Тамара Матвеевна произносила: "магазин" с ударением на втором слоге, от чего у Муси всякий раз поднималась злоба. "И это "увы"!.. Ах, Боже мой, она добрая и милая, но если б поскорей от них уехать!"

- …Вот и ее хочу попробовать, - сказал Березин, фамильярно прикоснувшись к плечу Сонечки, которая так и зарделась.

- Я слышала… Она теперь этим бредит… Это серьезно?

- Попытка не пытка. Попробуем. Вдруг из девочки выйдет толк?

- …Вот каковы дела, о которых вы спрашивали, Александр Михайлович. Подумал я: что ж, если левые не очень-то теперь работают, так не взяться ли мне, матерому волку? Что вы скажете?

- Скажу: дай вам Бог успеха. Все лучше, чем они…

- Спасибо и на этом, - заметил, улыбаясь, Федосьев. - По-моему, есть шансы на успех. А по-вашему?

- По-моему, почти нет. Все худшее в России, естественно, повалило к большевикам, но где же все лучшее? Впрочем, я в последнее время вообще настроен безнадежно. Так Шопен после взятия Варшавы называл Господа Бога москалем…

- Однако, ведь вы взваливаете вину не на Господа Бога?

- Нет, больше на "ближних". Делю их на две основные группы: одних без разговоров и тотчас повесить, а другим, пожалуй, достаточно вырвать ноздри.

- Я надеюсь, меня вы относите ко второй категории?

- Да, можно и ко второй.

- Вы слишком гуманны… Я думаю, бесполезно продолжать наш давний спор о старом и новом строе, об ответственности деятелей того и другого? Тут мы едва ли сойдемся.

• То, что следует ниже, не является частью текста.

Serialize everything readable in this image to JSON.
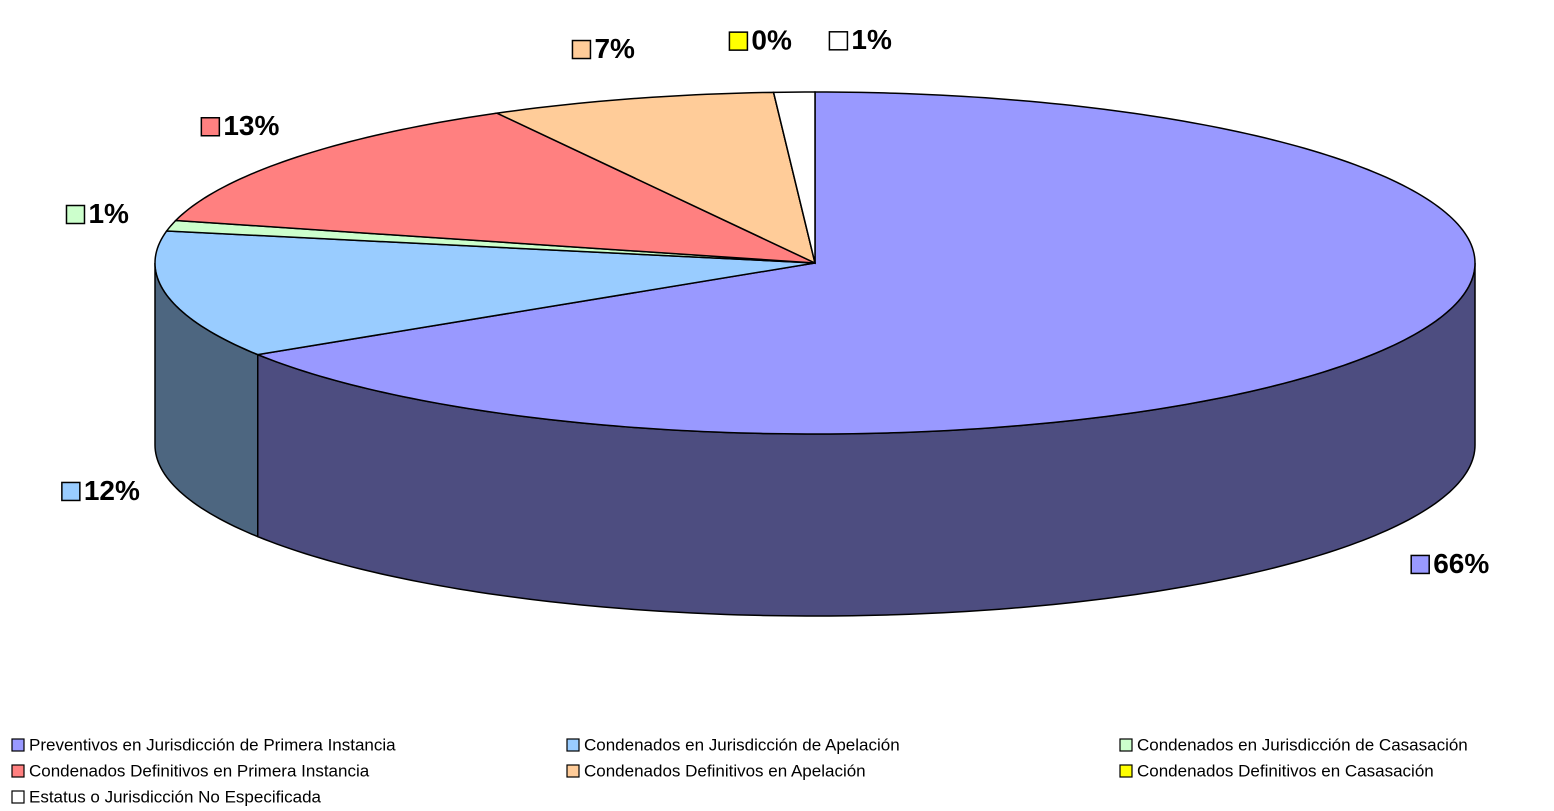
{
  "chart_data": {
    "type": "pie3d",
    "categories": [
      "Preventivos  en Jurisdicción de Primera Instancia",
      "Condenados en Jurisdicción de Apelación",
      "Condenados en Jurisdicción de Casasación",
      "Condenados Definitivos en Primera Instancia",
      "Condenados Definitivos en Apelación",
      "Condenados Definitivos en Casasación",
      "Estatus o Jurisdicción No Especificada"
    ],
    "values": [
      66,
      12,
      1,
      13,
      7,
      0,
      1
    ],
    "colors": [
      "#9999ff",
      "#99ccff",
      "#ccffcc",
      "#ff8080",
      "#ffcc99",
      "#ffff00",
      "#ffffff"
    ],
    "legend": "bottom"
  }
}
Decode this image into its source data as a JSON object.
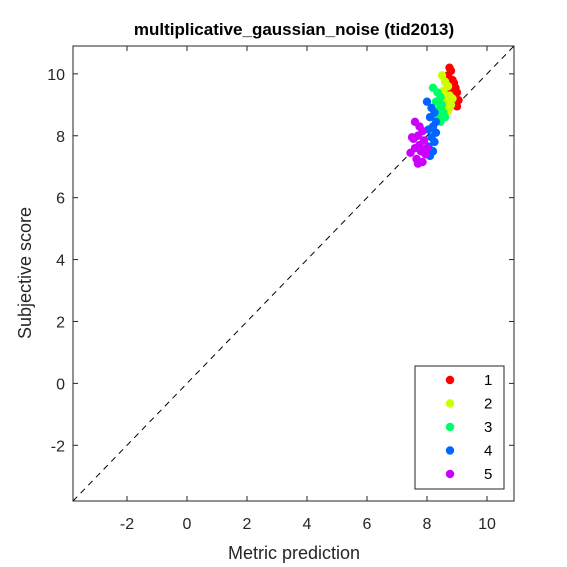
{
  "chart_data": {
    "type": "scatter",
    "title": "multiplicative_gaussian_noise (tid2013)",
    "xlabel": "Metric prediction",
    "ylabel": "Subjective score",
    "xlim": [
      -3.8,
      10.9
    ],
    "ylim": [
      -3.8,
      10.9
    ],
    "xticks": [
      -2,
      0,
      2,
      4,
      6,
      8,
      10
    ],
    "yticks": [
      -2,
      0,
      2,
      4,
      6,
      8,
      10
    ],
    "grid": false,
    "reference_line": "y = x (dashed)",
    "legend_position": "bottom-right",
    "series": [
      {
        "name": "1",
        "color": "#ff0000",
        "points": [
          [
            8.75,
            10.2
          ],
          [
            8.8,
            10.1
          ],
          [
            8.7,
            9.95
          ],
          [
            8.85,
            9.8
          ],
          [
            8.9,
            9.7
          ],
          [
            8.95,
            9.55
          ],
          [
            9.0,
            9.4
          ],
          [
            8.8,
            9.45
          ],
          [
            8.9,
            9.25
          ],
          [
            9.05,
            9.15
          ],
          [
            8.85,
            9.05
          ],
          [
            9.0,
            8.95
          ]
        ]
      },
      {
        "name": "2",
        "color": "#ccff00",
        "points": [
          [
            8.5,
            9.95
          ],
          [
            8.6,
            9.75
          ],
          [
            8.7,
            9.6
          ],
          [
            8.55,
            9.45
          ],
          [
            8.75,
            9.3
          ],
          [
            8.65,
            9.15
          ],
          [
            8.8,
            9.0
          ],
          [
            8.6,
            8.9
          ],
          [
            8.7,
            8.8
          ],
          [
            8.5,
            9.2
          ],
          [
            8.85,
            9.2
          ]
        ]
      },
      {
        "name": "3",
        "color": "#00ff66",
        "points": [
          [
            8.2,
            9.55
          ],
          [
            8.35,
            9.4
          ],
          [
            8.45,
            9.25
          ],
          [
            8.3,
            9.1
          ],
          [
            8.5,
            9.0
          ],
          [
            8.4,
            8.85
          ],
          [
            8.55,
            8.75
          ],
          [
            8.35,
            8.65
          ],
          [
            8.6,
            8.6
          ],
          [
            8.45,
            8.45
          ]
        ]
      },
      {
        "name": "4",
        "color": "#0066ff",
        "points": [
          [
            8.0,
            9.1
          ],
          [
            8.15,
            8.9
          ],
          [
            8.25,
            8.75
          ],
          [
            8.1,
            8.6
          ],
          [
            8.3,
            8.45
          ],
          [
            8.2,
            8.3
          ],
          [
            8.05,
            8.2
          ],
          [
            8.3,
            8.1
          ],
          [
            8.15,
            7.95
          ],
          [
            8.25,
            7.8
          ],
          [
            8.05,
            7.65
          ],
          [
            8.2,
            7.5
          ],
          [
            8.1,
            7.35
          ]
        ]
      },
      {
        "name": "5",
        "color": "#cc00ff",
        "points": [
          [
            7.6,
            8.45
          ],
          [
            7.75,
            8.3
          ],
          [
            7.85,
            8.15
          ],
          [
            7.7,
            8.0
          ],
          [
            7.55,
            7.9
          ],
          [
            7.9,
            7.85
          ],
          [
            7.75,
            7.7
          ],
          [
            7.6,
            7.6
          ],
          [
            7.45,
            7.45
          ],
          [
            7.8,
            7.5
          ],
          [
            7.95,
            7.4
          ],
          [
            7.65,
            7.25
          ],
          [
            7.85,
            7.15
          ],
          [
            7.7,
            7.1
          ],
          [
            8.0,
            7.6
          ],
          [
            7.5,
            7.95
          ]
        ]
      }
    ]
  }
}
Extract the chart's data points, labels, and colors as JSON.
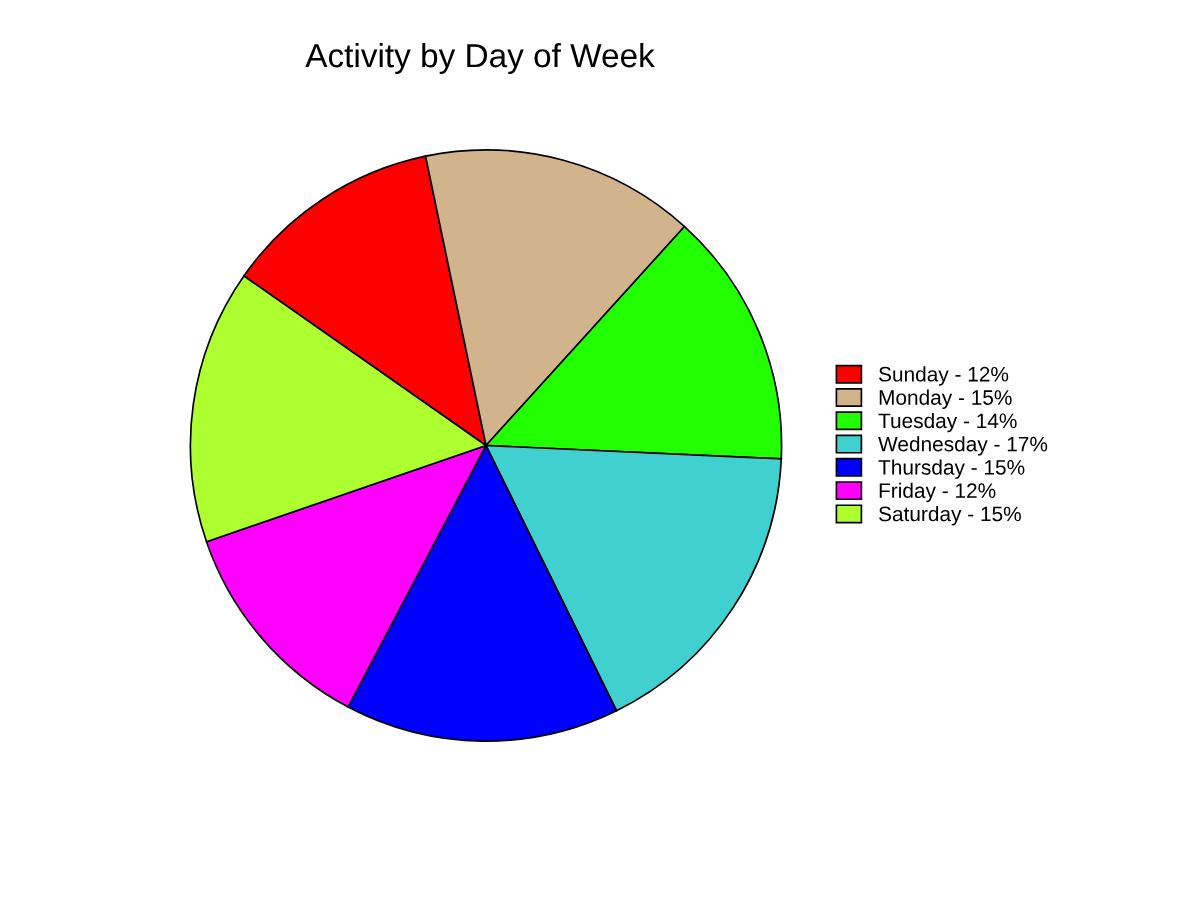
{
  "chart_data": {
    "type": "pie",
    "title": "Activity by Day of Week",
    "categories": [
      "Sunday - 12%",
      "Monday - 15%",
      "Tuesday - 14%",
      "Wednesday - 17%",
      "Thursday - 15%",
      "Friday - 12%",
      "Saturday - 15%"
    ],
    "values": [
      12,
      15,
      14,
      17,
      15,
      12,
      15
    ],
    "colors": [
      "#ff0000",
      "#d2b48c",
      "#22ff00",
      "#40d0d0",
      "#0000ff",
      "#ff00ff",
      "#adff2f"
    ],
    "legend": "right"
  }
}
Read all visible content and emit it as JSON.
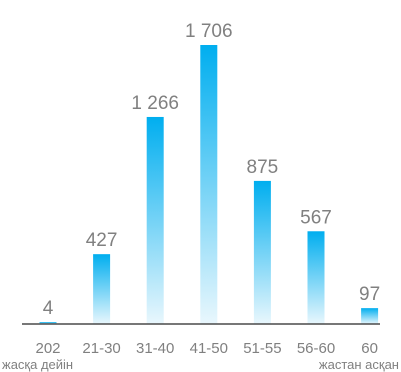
{
  "chart_data": {
    "type": "bar",
    "categories": [
      "202",
      "21-30",
      "31-40",
      "41-50",
      "51-55",
      "56-60",
      "60"
    ],
    "category_sublabels": [
      "жасқа дейін",
      "",
      "",
      "",
      "",
      "",
      "жастан асқан"
    ],
    "values": [
      4,
      427,
      1266,
      1706,
      875,
      567,
      97
    ],
    "value_labels": [
      "4",
      "427",
      "1 266",
      "1 706",
      "875",
      "567",
      "97"
    ],
    "ylim": [
      0,
      1706
    ],
    "grid": false,
    "legend": "none",
    "colors": {
      "bar_top": "#00aeef",
      "bar_bottom": "#e9f7fd",
      "label_text": "#808080",
      "baseline": "#4a4a4a"
    }
  }
}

- Едва ли… Разве установить комиссию для выяснения умственных способностей этих деятелей… De lunatico inquirendo? это, кажется, называлось у римлян?

- Ничего не имею против такой комиссии. Но с неограниченными полномочиями, правда? С правом исследования мозгов даже у героев освободительного движения?

- И даже у особ первых трех классов.

- Очень хорошо. О многих особах первых трех классов я, пожалуй, еще и от себя представлю в вашу комиссию материалы. Но, вы знаете, без дураков и умные дела в истории не делаются.

- Боюсь только, что вы в своих исторических делах предоставили дуракам несколько большую роль, чем требуют самые строгие исторические традиции.

- Был грех, - сказал Федосьев, - был грех. Правда, твердая, исторически сложившаяся власть может позволить себе и вольности… В лучших языках есть неправильные глаголы. Нехорошо однако, что люди революционного образа мыслей стилизовали нас всех под идиотов. Так у плохих писателей все извозчики непременно говорят: "Так што, вашество", а все евреи: "Что значит?" Но литературная стилизация несколько безобиднее политической. Будьте нам благодарны хоть за все зло, которого мы не сделали. Ей-Богу, могли сделать гораздо больше!

- Вы, право, меня растрогали! Допускаю, допускаю, могли сделать еще больше зла.

- Что ж, о некоторых из наших преемников и этого не скажешь. Чуть только был случай сделать глупость, сломя голову набрасывались! Ни одного не пропустили… Спросите себя, Александр Михайлович, по совести, чью власть народ больше уважал: нашу или наших преемников?

- Это меня не интересует… Лакеи никогда не уважают тех, кто с ними слишком вежлив.